Dieser Frage gingen meine Co-Autorin Dr. Carola Rinker und ich in unserem neuesten Buch "Accounting Fraud" nach. In einem tiefgründigen Gespräch mit Sylvia Meier beleuchten wir zudem die feinen Grenzen zwischen legaler Bilanzkosmetik und illegaler Manipulation, die Rolle von IT-Systemen in der Finanzbuchhaltung und diskutieren präventive Maßnahmen zur Aufdeckung solcher Praktiken. Ihre Erkenntnisse sind besonders vor dem Hintergrund der Skandale um Wirecard und Greensill von hoher Aktualität und Brisanz.
Viel Freude beim Lesen!
Liebe Frau Dr. Rinker, lieber Herr Müller Sie haben das Buch Accounting Fraud zur Vorbeugung von Bilanzmanipulation geschrieben. Bei der Bilanzierung schöpfen viele Unternehmen auch Gestaltungsmaßnahmen aus. Doch wann spricht man von Bilanzmanipulation? Wo liegt die Grenze?
Dr. Carola Rinker: „Die Grenze zwischen legaler Bilanzkosmetik und illegaler Bilanzmanipulation lässt sich nicht in jedem Fall einfach beantworten. Sofern beispielsweise ein nicht existierendes Patent in der Bilanz ausgewiesen wird, ist jedem klar, dass es sich hier um einen Verstoß gegen die Bilanzierungsvorschriften handelt. Wenn es jedoch um die Frage einer zu hohen Bewertung in der Bilanz geht, kann dies mitunter ein Grenzfall sein. Bei der Bewertung gibt es nicht den einen richtigen Wert. Sofern jedoch beispielsweise bei einem noch laufenden Bauprojekt Protokolle gefälscht wurden, um den Fertigstellungsgrad des Bauprojektes zu manipulieren, sind hier die Grenzen der Legalität überschritten.“
Das Thema Bilanzmanipulationen ist durch die prominenten Fälle Wirecard und Greensill in den Fokus der Öffentlichkeit gerückt. Immer wieder wird die Frage gestellt: Warum wurden die Manipulationen nicht früher erkannt? Wie ist Ihre Wahrnehmung?
Dr. Carola Rinker: „Eine Analyse der Bilanzen prominenter Fälle zeigt oftmals, dass es bereits einige Auffälligkeiten in den Bilanzen gegeben hat.
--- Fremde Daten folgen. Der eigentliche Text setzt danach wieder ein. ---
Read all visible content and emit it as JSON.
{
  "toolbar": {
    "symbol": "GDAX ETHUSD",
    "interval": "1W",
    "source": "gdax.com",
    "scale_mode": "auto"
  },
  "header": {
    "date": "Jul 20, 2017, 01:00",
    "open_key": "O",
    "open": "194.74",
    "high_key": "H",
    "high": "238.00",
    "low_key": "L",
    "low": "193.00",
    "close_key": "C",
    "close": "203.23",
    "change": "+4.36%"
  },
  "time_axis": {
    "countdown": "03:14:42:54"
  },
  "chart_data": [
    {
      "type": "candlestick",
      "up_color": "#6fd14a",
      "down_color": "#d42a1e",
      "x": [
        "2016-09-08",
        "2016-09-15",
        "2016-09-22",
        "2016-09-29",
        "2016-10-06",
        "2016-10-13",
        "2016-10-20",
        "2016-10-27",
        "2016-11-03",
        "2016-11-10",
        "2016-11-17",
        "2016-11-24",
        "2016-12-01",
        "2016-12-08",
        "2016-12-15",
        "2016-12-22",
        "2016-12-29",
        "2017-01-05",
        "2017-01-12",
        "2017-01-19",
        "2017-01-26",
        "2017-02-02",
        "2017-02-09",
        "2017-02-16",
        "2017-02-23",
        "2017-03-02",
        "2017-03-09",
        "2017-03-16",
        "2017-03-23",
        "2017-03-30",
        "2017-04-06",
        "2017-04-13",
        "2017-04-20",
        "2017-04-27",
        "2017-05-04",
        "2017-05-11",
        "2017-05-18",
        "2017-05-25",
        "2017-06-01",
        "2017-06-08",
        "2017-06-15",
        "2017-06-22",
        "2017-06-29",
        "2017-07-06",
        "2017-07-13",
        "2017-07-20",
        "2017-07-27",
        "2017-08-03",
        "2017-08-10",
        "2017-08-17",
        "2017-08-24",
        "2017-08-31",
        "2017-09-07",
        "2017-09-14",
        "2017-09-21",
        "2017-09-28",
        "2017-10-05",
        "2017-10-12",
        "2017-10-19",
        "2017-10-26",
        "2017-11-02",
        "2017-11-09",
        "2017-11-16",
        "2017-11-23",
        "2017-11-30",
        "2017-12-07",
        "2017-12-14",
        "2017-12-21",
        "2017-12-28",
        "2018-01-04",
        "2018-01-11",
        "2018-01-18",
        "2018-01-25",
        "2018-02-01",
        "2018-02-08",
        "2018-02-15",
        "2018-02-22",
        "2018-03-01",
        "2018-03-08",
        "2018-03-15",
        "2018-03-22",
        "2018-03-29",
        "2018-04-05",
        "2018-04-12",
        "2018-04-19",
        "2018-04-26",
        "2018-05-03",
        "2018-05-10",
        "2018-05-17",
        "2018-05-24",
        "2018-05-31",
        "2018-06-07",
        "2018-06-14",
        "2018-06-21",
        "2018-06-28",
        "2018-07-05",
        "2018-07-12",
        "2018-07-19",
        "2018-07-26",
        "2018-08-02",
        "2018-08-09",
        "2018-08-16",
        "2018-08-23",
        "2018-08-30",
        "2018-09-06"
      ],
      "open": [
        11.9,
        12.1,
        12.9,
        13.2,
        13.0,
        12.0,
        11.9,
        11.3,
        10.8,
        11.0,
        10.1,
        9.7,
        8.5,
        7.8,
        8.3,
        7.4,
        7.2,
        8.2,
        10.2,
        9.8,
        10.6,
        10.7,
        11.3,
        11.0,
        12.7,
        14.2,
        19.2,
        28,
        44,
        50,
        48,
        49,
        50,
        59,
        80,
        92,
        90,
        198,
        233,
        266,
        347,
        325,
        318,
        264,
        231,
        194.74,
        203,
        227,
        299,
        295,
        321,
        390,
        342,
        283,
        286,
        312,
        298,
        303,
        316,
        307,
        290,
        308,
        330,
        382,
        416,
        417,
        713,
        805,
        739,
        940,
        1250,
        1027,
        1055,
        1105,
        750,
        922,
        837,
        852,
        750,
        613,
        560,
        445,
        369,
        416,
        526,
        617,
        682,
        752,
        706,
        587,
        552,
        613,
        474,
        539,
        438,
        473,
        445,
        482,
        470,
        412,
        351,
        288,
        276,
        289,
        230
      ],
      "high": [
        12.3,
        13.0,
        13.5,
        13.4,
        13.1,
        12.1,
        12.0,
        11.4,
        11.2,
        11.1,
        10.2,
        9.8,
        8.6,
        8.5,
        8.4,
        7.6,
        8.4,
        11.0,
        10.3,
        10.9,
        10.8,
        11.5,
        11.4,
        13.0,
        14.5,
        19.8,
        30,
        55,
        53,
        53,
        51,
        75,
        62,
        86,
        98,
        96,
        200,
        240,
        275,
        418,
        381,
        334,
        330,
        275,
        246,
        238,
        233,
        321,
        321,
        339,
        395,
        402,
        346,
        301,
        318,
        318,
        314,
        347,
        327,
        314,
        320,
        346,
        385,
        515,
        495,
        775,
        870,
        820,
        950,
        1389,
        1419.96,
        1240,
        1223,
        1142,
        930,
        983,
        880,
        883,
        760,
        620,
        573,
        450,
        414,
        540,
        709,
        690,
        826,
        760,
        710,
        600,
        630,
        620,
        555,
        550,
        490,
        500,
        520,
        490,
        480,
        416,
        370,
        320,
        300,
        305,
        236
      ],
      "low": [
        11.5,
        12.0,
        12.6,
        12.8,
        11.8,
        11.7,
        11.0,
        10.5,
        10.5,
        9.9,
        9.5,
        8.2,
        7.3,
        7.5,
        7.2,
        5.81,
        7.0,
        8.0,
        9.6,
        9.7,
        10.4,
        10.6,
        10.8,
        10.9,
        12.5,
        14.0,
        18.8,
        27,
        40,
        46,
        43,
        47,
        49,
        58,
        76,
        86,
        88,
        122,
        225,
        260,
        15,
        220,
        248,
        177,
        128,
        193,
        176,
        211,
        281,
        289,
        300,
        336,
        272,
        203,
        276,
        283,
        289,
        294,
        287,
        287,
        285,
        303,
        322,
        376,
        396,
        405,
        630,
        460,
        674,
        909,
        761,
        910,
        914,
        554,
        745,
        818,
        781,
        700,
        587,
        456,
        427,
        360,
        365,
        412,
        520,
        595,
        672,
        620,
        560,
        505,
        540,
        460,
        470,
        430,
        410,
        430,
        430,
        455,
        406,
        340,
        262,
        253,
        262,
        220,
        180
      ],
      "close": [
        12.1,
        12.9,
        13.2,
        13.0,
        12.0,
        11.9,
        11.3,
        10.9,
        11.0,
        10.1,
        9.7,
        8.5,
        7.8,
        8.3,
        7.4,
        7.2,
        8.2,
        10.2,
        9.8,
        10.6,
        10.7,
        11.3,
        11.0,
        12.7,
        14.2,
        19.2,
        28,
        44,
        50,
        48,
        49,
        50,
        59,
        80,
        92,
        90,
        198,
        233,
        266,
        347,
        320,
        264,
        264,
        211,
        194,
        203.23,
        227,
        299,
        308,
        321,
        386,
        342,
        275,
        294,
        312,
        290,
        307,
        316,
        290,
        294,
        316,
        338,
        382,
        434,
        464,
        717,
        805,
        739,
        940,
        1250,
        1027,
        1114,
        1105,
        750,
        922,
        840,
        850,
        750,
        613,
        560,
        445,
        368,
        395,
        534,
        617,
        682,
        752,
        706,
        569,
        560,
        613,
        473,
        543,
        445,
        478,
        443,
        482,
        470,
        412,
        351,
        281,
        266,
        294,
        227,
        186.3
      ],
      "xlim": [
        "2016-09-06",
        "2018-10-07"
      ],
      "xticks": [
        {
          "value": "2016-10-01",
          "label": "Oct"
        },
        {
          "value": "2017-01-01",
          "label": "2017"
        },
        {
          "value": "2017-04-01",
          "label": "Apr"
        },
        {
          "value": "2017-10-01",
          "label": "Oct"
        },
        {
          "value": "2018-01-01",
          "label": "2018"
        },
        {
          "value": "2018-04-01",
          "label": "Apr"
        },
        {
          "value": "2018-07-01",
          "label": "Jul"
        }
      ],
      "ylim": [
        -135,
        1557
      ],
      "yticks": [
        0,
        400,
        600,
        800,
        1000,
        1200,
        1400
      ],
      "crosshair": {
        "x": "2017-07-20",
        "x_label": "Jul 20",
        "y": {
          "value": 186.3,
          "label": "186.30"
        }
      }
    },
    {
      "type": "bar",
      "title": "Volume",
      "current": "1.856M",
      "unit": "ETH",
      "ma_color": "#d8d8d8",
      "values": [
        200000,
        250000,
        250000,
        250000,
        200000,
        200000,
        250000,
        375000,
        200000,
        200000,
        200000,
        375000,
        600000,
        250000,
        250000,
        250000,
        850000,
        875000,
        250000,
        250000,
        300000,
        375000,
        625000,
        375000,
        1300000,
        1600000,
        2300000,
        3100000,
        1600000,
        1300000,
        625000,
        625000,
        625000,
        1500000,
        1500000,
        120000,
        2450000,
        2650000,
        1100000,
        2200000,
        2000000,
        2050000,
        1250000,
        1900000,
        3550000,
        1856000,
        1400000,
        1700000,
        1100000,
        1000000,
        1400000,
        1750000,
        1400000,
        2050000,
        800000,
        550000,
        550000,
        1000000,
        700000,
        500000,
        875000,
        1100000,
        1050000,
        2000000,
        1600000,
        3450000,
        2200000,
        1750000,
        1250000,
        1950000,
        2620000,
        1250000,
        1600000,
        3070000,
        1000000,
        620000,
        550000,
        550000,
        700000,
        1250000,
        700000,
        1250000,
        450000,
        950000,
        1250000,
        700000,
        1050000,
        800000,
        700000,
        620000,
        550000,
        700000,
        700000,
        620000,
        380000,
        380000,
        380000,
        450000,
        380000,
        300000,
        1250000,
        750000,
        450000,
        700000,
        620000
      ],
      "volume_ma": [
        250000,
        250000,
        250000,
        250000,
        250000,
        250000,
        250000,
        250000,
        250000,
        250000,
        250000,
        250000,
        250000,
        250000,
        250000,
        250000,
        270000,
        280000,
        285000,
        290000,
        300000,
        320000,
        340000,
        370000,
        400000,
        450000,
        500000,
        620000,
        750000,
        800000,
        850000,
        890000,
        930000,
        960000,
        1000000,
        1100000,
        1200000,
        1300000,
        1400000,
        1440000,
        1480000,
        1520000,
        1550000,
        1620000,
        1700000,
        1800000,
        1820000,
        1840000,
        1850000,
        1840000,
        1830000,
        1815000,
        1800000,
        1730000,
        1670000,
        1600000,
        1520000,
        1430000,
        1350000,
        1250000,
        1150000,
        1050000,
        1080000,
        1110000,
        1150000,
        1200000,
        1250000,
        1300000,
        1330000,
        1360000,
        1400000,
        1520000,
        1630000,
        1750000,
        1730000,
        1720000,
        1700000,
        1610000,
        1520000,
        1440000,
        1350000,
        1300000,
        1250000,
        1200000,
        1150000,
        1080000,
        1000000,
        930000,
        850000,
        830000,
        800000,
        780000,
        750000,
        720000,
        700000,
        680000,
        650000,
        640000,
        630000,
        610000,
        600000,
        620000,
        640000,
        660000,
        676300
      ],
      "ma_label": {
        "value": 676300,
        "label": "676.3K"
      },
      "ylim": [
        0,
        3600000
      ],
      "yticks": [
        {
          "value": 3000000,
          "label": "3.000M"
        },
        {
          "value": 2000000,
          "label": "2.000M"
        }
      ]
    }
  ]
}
Die Bilanzsumme bei Greensill ist von einem auf das andere Jahr quasi explodiert. Da stellt sich schon die Frage, ob und wie das möglich war. Bei Wirecard war die Marge im Vergleich zur Konkurrenz deutlich höher, was von dem ehemaligen DAX-Konzern nie plausibel erklärt wurde.
Ich stoße immer wieder auf Bilanzen, die Auffälligkeiten zeigen. Doch wenn beispielsweise bei einem international agierenden Unternehmen die Bafin aufgrund eines Sitzes im Ausland nicht zuständig ist, die Ungereimtheiten aber in Deutschland auftreten, kann dies mitunter schwierig sein.“
Anleger und Investoren vertrauen generell auf die Richtigkeit von Bilanzdaten. Gibt es bestimmte Bilanzpositionen, die erste Warnzeichen erkennen lassen?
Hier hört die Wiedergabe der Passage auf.